Veragua Rainforest is located adjacent to the Matama mountains, which are in the Caribbean foothills of the Talamanca Mountain Range and closest to the coast. The location has an altitudinal gradient between 200 and 1000m, with characteristic climatic and topographic conditions. This area is part of the buffer zone of the La Amistad International Park, which is the largest protected area in Costa Rica and is a UNESCO World Heritage Site. However, Veragua Rainforest borders private land where deforestation continues, and rural and indigenous communities where hunting for food is a common activity.
Mammologist Diego Salas has been documenting over time the value of the Veragua Rainforest Reserve as a refuge for the conservation of a diverse mammal community and the role this group plays in maintaining ecological interactions. Data that can be used to monitor biodiversity and to measure changes in biodiversity over time are essential. Long-term monitoring is designed to provide information that is useful for making informed management decisions and to detect the effects of human impact and climate change. In the Central Caribbean region of Costa Rica, where Veragua Rainforest is located, mammal diversity has never been previously investigated.

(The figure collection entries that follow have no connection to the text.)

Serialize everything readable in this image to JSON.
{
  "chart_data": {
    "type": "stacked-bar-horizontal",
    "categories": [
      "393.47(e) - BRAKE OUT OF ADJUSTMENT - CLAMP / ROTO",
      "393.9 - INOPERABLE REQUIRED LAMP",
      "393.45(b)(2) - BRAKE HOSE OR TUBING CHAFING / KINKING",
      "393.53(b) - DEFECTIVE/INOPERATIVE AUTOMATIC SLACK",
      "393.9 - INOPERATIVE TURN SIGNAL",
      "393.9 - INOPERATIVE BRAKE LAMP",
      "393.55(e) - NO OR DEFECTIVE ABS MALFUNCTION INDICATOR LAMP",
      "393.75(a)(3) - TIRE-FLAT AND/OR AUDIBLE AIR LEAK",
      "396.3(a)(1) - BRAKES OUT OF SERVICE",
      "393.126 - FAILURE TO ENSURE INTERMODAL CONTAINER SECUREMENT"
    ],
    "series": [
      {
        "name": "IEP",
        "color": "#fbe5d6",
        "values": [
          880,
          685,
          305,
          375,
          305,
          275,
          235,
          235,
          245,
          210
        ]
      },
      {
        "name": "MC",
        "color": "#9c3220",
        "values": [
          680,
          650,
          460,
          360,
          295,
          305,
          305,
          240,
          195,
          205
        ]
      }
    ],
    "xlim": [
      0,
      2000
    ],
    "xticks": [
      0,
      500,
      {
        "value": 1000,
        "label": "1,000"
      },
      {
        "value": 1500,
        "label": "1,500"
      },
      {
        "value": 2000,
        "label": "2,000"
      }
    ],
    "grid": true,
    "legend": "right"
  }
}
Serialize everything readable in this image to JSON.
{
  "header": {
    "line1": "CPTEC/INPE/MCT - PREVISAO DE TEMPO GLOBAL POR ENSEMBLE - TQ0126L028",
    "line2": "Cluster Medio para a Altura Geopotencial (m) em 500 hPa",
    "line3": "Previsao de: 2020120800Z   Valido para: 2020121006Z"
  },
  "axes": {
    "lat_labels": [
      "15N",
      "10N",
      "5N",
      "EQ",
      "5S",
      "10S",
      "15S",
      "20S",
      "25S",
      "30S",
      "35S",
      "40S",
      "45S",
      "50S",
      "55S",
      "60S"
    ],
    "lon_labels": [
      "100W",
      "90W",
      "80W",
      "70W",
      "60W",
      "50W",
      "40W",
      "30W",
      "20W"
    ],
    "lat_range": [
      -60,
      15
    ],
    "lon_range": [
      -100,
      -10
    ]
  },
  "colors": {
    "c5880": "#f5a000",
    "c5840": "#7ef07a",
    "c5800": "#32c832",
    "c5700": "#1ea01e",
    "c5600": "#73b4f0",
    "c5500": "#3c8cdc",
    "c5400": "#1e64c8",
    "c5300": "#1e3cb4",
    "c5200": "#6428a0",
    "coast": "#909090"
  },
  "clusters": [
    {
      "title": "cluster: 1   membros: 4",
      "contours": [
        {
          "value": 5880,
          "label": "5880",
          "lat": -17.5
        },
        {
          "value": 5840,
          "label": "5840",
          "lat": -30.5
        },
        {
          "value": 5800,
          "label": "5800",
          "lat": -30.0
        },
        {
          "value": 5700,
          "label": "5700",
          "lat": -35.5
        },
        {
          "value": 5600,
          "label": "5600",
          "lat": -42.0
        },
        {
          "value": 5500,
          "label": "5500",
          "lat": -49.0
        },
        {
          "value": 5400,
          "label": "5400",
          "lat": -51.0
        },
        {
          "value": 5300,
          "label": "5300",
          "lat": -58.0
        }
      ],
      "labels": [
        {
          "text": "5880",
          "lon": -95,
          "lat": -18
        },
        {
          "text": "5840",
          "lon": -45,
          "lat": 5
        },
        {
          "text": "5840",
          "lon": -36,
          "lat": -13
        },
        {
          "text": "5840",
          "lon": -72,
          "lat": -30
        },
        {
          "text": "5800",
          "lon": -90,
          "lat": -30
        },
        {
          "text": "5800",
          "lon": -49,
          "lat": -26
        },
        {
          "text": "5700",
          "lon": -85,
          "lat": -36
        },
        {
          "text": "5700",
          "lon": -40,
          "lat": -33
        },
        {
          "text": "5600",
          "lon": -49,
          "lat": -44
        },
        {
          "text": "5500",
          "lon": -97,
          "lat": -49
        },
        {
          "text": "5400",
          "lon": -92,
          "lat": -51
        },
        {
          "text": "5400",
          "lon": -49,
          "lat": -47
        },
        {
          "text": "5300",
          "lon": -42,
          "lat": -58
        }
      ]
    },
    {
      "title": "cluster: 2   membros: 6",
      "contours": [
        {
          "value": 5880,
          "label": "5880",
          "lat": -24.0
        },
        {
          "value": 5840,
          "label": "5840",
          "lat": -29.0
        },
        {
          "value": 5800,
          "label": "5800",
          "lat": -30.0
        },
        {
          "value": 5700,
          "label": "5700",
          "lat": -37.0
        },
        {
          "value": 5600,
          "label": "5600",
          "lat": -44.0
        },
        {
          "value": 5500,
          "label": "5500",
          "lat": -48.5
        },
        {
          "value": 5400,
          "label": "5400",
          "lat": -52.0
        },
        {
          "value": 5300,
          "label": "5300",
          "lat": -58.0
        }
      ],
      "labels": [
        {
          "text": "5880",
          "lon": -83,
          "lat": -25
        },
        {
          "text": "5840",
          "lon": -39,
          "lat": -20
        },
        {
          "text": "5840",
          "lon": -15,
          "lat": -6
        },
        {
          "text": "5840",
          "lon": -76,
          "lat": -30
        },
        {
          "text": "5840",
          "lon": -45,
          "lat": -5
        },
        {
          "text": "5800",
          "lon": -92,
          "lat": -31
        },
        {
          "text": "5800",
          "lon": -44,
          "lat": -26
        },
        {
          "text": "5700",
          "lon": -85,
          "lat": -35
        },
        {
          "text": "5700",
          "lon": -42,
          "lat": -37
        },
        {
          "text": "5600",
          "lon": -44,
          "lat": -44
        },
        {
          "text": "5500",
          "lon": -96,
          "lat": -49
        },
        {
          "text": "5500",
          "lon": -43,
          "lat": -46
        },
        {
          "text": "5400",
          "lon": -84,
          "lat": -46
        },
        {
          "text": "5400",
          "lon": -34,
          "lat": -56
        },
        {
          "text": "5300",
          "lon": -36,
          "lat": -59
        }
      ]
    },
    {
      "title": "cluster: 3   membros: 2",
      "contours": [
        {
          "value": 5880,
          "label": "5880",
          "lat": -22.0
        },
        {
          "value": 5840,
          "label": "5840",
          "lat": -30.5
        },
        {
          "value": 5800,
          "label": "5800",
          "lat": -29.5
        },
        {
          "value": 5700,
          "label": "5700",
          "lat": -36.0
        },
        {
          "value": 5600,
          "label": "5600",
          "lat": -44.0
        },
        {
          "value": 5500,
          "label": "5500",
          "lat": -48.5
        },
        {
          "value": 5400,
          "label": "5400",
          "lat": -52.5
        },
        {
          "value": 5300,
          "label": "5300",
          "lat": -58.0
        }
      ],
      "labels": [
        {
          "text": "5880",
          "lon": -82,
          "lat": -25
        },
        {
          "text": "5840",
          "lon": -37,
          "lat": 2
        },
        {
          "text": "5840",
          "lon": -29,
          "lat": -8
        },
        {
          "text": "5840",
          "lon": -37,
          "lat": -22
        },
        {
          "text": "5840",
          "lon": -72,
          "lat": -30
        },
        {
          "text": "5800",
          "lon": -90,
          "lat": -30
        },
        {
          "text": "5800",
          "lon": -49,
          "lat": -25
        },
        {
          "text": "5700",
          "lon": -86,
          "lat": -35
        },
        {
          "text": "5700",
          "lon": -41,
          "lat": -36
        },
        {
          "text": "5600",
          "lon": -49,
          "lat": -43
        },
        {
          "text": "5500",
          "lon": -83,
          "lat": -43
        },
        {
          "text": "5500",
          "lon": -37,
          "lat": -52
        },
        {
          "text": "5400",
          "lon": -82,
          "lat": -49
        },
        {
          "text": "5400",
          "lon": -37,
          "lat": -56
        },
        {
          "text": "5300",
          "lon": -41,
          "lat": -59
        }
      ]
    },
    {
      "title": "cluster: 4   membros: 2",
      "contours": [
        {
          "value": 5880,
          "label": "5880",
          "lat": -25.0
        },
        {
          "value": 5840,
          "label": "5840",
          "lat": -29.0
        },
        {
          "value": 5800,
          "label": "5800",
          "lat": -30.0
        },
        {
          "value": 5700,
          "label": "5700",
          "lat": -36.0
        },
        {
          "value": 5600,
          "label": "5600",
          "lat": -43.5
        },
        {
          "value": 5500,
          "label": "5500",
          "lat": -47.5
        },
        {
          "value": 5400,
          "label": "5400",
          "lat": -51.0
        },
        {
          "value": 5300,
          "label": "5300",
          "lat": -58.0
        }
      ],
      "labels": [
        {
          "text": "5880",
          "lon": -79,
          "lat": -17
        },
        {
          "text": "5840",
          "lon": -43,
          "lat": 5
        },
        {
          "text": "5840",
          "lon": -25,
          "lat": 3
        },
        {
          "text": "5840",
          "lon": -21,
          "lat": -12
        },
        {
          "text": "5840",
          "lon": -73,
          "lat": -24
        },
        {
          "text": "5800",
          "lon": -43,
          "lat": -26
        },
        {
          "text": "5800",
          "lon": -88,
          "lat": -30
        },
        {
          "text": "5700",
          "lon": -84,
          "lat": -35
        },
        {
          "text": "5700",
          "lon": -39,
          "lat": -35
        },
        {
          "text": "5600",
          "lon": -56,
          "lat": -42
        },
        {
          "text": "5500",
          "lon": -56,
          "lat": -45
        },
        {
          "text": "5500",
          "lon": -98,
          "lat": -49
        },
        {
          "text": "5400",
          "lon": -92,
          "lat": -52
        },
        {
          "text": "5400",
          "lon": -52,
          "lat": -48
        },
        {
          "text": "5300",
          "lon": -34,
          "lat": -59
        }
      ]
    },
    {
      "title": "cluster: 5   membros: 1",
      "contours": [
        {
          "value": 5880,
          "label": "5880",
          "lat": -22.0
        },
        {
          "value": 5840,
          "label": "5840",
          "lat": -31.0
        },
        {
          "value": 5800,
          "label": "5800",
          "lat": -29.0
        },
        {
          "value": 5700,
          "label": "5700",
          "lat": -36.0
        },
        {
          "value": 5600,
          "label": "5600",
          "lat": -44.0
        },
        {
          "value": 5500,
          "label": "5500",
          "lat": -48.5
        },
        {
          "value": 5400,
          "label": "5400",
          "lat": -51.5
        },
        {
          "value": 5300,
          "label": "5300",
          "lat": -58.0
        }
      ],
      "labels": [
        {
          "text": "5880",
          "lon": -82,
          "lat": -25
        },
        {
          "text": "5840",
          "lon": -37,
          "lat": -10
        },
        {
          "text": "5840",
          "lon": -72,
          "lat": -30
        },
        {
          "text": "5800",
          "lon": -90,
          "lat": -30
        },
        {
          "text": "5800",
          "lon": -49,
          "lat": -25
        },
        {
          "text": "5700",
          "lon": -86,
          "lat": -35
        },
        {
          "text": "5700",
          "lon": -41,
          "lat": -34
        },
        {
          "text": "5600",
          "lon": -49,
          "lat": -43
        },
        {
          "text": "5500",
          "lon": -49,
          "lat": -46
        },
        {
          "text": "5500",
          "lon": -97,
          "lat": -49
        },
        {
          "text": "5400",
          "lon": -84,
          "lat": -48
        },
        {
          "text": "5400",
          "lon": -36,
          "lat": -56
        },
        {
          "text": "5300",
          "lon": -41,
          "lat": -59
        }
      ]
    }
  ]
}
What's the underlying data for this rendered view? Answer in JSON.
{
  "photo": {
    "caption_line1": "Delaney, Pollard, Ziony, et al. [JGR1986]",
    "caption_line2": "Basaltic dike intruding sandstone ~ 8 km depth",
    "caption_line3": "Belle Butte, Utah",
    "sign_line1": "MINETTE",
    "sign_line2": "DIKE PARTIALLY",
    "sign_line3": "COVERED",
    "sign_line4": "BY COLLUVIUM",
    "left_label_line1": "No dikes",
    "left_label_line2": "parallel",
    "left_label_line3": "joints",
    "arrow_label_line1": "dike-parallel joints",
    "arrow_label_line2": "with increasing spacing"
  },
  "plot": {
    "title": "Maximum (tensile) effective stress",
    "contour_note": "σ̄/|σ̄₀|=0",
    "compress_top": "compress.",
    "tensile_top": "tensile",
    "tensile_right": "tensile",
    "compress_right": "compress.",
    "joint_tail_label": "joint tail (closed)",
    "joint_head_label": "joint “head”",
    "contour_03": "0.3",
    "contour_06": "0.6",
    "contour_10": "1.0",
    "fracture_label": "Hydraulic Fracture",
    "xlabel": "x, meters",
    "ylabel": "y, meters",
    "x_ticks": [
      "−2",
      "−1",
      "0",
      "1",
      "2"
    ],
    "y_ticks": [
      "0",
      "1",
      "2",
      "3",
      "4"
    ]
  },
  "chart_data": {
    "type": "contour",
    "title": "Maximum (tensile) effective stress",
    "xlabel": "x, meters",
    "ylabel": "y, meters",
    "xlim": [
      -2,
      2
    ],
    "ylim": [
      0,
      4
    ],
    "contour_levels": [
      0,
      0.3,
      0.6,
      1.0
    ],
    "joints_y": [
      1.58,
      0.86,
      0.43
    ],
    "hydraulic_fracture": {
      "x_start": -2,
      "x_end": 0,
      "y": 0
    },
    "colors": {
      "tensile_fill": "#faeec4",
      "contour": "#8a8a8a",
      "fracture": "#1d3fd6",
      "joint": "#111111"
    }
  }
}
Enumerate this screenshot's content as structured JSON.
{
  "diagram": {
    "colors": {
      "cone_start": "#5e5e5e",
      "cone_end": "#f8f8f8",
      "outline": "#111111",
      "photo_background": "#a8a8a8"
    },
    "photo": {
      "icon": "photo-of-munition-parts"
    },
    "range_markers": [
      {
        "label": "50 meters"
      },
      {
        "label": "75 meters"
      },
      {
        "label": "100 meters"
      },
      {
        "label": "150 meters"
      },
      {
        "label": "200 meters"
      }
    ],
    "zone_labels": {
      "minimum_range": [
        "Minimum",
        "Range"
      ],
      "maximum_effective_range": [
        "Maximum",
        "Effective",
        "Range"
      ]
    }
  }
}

Monitoring methodology on site includes: camera traps, live-trapping of medium and small size mammals, mist nets to catch bats, and counting of mammals. So far, 81 species have been registered in the Veragua Rainforest Reserve:
In a short time of collecting data (one year), a high diversity of mammals has been registered on site and the numbers continue to increase. In the future, the Foundation for Rainforest Research (Veragua Foundation) expects to acquire more equipment to increase efforts and implement other methods (i.e. acoustics devices for bats, canopy monitoring, and camera traps) to check for more species in all the groups (airborne, terrestrial and arboreal mammals) that are living in the area. Additionally, the aim is to collect ecological information like density, abundance, occurrence and home range for some species.
Protected areas are an essential element of any strategy to conserve tropical forest biodiversity. The study described above aims to provide information to support concurrent conservation efforts, like community-awareness work and efforts to upgrade the status of Veragua Rainforest and its surroundings.
Figure 1. Red-tailed Squirrel (Sciurus granatensis) observed during monitoring in diurnal transect surveys.
Figure 2. Occasional sighting of a Northern Naked-tailed Armadillo (Cabassous centralis).
Figure 3. Howler Monkey (Alouatta palliata) observed during monitoring in diurnal transect surveys.
Figure 4. White-nosed Coati (Nasua narica) captured in live-trapping.
Figure 5. Occasional sighting of a Silky Anteater (Cyclopes didactylus).
Figure 6. Ocelot (Leopardus pardalis) registered in a camera trap.
Figure 7. Some bat species registered in the Veragua Rainforest.
Figure 8. Occasional sighting of a juvenile Dusky Rice Rat (Melanomys caliginosus).
Figure 9. Talamancan Rice Rat (Transandinomys talamancae) captured in live-trapping.